RSA image

Asymmetric Cryptography: RSA (I)

Today I would like to talk to you about one of the most important asymmetric cryptographic algorithms in history: RSA.

Because of the algorithm complexity, I decided to divide this post in two parts. In the first one I will explain the algorithm and how the maths do their job here (don’t run away! They are not so complicated!). In the next part I will show you a real RSA implementation.

Rivest, Shamir and Adleman

RSA is an acronym for the names of its designers. This group of cryptologist and mathematicians from the MIT (Massachusetts Institute of Technology) made history when they published the first globally scalable asymmetric cryptographic algorithm, following the steps of Diffie-Hellman.

The maths

Although RSA’s maths are pretty easy, they rely on a couple of important theorems: Euler’s Theorem and Bezout’s Lemma.

Bezout’s Lemma asserts that, given two integers a and b, there exist x and y such that a \cdot x + b \cdot y = GCD(a,b).

More precisely, if a and b are relatively prime (their GCD is 1), then is true that: a \cdot x + b \cdot y = 1.

Euler’s Theorem presents the Phi function, \varphi (n), which shows the amount of relatively primes numbers minor than n.
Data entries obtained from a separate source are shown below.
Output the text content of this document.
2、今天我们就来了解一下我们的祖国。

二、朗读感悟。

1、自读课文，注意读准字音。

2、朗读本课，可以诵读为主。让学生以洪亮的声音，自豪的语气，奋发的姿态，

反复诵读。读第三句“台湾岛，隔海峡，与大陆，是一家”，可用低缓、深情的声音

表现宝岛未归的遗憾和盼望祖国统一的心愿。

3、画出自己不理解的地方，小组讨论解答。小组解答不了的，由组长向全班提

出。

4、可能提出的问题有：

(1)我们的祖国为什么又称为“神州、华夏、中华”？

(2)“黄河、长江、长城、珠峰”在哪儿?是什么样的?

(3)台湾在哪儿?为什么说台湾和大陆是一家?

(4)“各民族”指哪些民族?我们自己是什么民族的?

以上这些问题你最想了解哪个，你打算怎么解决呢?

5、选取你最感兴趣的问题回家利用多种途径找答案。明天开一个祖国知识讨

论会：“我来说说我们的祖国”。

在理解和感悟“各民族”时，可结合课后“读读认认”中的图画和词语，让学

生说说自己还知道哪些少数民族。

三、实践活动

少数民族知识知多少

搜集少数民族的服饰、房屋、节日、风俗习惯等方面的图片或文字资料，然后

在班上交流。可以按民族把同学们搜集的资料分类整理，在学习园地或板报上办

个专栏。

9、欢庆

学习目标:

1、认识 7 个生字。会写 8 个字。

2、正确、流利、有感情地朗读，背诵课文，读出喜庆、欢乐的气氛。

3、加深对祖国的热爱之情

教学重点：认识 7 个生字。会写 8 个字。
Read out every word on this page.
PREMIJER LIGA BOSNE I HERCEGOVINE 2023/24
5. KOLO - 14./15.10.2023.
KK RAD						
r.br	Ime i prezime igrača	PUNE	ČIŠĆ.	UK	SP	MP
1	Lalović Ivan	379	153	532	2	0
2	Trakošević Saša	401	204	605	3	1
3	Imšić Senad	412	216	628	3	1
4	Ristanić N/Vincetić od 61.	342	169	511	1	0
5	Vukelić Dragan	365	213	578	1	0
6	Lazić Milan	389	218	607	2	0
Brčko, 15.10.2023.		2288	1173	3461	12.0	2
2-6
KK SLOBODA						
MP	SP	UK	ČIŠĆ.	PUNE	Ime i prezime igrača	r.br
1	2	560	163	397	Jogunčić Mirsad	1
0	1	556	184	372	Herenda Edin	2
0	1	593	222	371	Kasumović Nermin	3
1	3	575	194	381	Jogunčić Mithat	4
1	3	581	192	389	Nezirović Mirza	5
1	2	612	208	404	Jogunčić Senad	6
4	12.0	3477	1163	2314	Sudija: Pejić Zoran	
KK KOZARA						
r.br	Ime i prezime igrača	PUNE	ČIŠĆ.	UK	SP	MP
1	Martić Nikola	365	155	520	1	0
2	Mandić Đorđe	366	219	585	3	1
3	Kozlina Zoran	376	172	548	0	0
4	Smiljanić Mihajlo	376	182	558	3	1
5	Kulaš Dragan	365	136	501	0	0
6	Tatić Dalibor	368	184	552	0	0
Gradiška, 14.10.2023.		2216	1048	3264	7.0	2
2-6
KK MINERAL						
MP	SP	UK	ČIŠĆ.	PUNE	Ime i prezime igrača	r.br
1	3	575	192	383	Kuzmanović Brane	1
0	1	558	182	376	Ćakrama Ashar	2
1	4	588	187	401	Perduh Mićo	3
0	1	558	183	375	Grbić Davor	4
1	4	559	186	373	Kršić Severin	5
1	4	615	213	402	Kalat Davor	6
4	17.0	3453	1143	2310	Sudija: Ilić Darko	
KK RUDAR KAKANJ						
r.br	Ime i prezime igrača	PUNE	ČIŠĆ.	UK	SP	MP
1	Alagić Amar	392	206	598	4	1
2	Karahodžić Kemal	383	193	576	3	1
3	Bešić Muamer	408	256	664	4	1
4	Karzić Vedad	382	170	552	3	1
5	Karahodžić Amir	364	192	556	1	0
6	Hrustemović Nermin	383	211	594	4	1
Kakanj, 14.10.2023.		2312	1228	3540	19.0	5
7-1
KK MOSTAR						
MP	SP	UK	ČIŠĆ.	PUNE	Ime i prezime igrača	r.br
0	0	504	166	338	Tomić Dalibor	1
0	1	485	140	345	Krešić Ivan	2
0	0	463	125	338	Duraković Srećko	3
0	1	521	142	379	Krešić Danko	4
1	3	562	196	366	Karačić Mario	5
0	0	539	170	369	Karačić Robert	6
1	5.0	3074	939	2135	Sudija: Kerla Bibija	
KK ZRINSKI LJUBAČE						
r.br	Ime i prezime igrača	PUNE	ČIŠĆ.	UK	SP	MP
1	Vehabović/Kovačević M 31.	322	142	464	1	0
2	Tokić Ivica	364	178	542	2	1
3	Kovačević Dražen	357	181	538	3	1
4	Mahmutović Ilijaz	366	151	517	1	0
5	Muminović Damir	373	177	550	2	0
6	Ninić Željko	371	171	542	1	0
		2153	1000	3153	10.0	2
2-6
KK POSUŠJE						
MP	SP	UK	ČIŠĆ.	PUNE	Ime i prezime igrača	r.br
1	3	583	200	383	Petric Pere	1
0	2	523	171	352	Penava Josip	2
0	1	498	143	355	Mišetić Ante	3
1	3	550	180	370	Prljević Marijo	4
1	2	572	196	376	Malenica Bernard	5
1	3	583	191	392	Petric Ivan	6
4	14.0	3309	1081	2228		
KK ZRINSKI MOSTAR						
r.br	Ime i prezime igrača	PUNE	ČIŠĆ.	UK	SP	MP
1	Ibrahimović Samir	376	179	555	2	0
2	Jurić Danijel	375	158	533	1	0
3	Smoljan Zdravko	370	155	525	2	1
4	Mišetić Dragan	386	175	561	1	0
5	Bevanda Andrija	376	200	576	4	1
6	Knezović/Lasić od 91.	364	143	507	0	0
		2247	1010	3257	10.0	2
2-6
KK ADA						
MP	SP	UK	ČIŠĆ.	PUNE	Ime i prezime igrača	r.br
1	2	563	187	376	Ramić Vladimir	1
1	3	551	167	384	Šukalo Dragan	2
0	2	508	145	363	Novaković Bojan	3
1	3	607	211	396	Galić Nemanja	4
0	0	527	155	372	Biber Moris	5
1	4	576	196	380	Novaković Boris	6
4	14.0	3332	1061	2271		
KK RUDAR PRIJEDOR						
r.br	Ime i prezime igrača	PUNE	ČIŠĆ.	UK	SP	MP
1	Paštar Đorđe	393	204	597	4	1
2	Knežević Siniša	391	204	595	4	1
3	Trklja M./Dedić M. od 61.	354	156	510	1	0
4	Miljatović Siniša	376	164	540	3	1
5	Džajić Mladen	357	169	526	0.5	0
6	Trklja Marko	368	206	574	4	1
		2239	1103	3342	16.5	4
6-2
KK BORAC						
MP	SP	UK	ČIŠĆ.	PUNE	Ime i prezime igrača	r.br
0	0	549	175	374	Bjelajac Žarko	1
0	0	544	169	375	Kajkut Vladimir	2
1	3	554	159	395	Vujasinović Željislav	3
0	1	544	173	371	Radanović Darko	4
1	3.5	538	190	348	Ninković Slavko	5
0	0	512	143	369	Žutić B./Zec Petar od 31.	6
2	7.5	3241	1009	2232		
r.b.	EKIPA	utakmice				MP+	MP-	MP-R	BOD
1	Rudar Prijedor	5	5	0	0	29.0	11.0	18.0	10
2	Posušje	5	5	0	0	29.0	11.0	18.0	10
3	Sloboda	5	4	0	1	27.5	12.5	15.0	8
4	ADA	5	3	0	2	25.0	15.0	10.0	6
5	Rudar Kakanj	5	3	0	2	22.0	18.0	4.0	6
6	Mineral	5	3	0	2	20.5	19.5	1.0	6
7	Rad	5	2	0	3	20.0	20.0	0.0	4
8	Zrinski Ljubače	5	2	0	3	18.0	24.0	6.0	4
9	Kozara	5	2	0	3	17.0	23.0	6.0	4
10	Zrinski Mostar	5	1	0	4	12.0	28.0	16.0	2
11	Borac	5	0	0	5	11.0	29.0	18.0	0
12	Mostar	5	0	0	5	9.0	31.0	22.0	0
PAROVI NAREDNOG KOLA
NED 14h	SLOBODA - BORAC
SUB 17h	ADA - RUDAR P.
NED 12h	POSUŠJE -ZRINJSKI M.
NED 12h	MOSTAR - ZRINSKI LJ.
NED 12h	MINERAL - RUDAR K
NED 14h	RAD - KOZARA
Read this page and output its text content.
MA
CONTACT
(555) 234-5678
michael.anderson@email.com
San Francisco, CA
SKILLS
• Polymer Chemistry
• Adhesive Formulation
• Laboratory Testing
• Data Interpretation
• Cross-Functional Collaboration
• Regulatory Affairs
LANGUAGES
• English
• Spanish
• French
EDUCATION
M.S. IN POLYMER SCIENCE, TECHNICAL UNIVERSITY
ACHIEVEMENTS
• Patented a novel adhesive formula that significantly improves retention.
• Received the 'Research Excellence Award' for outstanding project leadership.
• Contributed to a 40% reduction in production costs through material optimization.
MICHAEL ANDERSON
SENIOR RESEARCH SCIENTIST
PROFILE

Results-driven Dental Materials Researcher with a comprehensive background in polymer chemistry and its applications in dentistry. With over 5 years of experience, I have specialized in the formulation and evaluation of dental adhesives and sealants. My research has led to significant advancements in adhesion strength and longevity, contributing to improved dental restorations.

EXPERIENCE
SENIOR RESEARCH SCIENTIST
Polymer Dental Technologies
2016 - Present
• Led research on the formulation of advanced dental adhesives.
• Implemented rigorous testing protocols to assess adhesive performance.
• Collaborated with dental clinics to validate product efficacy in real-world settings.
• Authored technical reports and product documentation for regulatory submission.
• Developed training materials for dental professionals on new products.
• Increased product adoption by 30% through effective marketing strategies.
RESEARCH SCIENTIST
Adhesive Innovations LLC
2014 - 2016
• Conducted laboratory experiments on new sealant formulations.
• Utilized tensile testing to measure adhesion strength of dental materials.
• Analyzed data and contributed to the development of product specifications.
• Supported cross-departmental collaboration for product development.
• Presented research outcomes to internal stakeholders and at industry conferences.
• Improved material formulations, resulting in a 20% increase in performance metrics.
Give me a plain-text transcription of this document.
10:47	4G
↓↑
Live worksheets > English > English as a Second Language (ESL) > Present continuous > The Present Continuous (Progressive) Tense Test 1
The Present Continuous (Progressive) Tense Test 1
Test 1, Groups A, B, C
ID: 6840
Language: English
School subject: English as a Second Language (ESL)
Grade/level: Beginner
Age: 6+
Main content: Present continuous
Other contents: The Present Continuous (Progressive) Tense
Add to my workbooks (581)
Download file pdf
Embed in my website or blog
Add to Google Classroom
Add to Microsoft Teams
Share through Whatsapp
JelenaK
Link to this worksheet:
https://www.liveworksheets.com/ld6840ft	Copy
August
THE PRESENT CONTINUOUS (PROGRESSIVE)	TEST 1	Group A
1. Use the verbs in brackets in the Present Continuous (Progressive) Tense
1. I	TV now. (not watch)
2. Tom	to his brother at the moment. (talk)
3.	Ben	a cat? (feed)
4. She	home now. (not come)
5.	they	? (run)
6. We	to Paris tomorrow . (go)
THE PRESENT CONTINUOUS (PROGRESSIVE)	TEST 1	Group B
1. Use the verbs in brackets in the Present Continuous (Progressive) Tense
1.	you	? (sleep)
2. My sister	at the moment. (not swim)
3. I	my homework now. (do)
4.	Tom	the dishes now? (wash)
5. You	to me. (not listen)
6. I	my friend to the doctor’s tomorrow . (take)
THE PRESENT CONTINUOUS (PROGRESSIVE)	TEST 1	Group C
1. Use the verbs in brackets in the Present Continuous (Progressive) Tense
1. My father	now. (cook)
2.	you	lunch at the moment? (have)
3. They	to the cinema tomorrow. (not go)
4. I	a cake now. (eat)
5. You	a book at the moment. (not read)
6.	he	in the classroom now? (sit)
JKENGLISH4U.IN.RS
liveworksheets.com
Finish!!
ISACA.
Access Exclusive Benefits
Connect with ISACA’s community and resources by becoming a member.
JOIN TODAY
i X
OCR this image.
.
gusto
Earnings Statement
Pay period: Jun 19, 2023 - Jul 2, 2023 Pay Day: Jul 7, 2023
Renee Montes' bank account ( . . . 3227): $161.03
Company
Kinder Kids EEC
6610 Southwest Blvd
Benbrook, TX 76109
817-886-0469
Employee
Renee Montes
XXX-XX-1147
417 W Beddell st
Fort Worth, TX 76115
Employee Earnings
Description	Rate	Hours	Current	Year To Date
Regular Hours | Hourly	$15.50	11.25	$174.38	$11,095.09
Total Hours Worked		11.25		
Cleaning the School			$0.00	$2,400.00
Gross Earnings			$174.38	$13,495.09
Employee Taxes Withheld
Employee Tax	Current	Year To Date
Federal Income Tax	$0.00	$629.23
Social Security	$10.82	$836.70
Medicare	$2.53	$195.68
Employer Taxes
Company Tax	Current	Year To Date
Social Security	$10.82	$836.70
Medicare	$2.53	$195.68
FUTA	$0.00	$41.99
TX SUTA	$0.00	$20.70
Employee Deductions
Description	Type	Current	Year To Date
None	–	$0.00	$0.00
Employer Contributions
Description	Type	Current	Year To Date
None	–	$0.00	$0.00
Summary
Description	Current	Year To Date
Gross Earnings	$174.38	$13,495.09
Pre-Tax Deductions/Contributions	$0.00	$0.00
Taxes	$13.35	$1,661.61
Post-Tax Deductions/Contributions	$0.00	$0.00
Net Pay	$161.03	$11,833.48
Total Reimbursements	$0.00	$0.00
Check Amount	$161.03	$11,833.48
If n is prime, then every minor number is relatively primer to n and, therefore, we can assert that \varphi (n) = n-1. The theorem affirms that a^{\phi (n)} \equiv 1 \mod(n).

Moreover, when m and n are relatively primes, then \varphi (n \cdot m) = \varphi (n) \cdot \varphi (m).

Algorithm

RSA is slightly different from Diffie-Hellman. Whilst Diffie-Hellman relies on the discrete logarithm problem, RSA relies on the integer factorization problem: there is no algorithm capable of factoring large integers in a relatively short amount of time.

Imagine that Alice wants to send an encrypted message to Bob. To make it possible, Bob must perform some calculations…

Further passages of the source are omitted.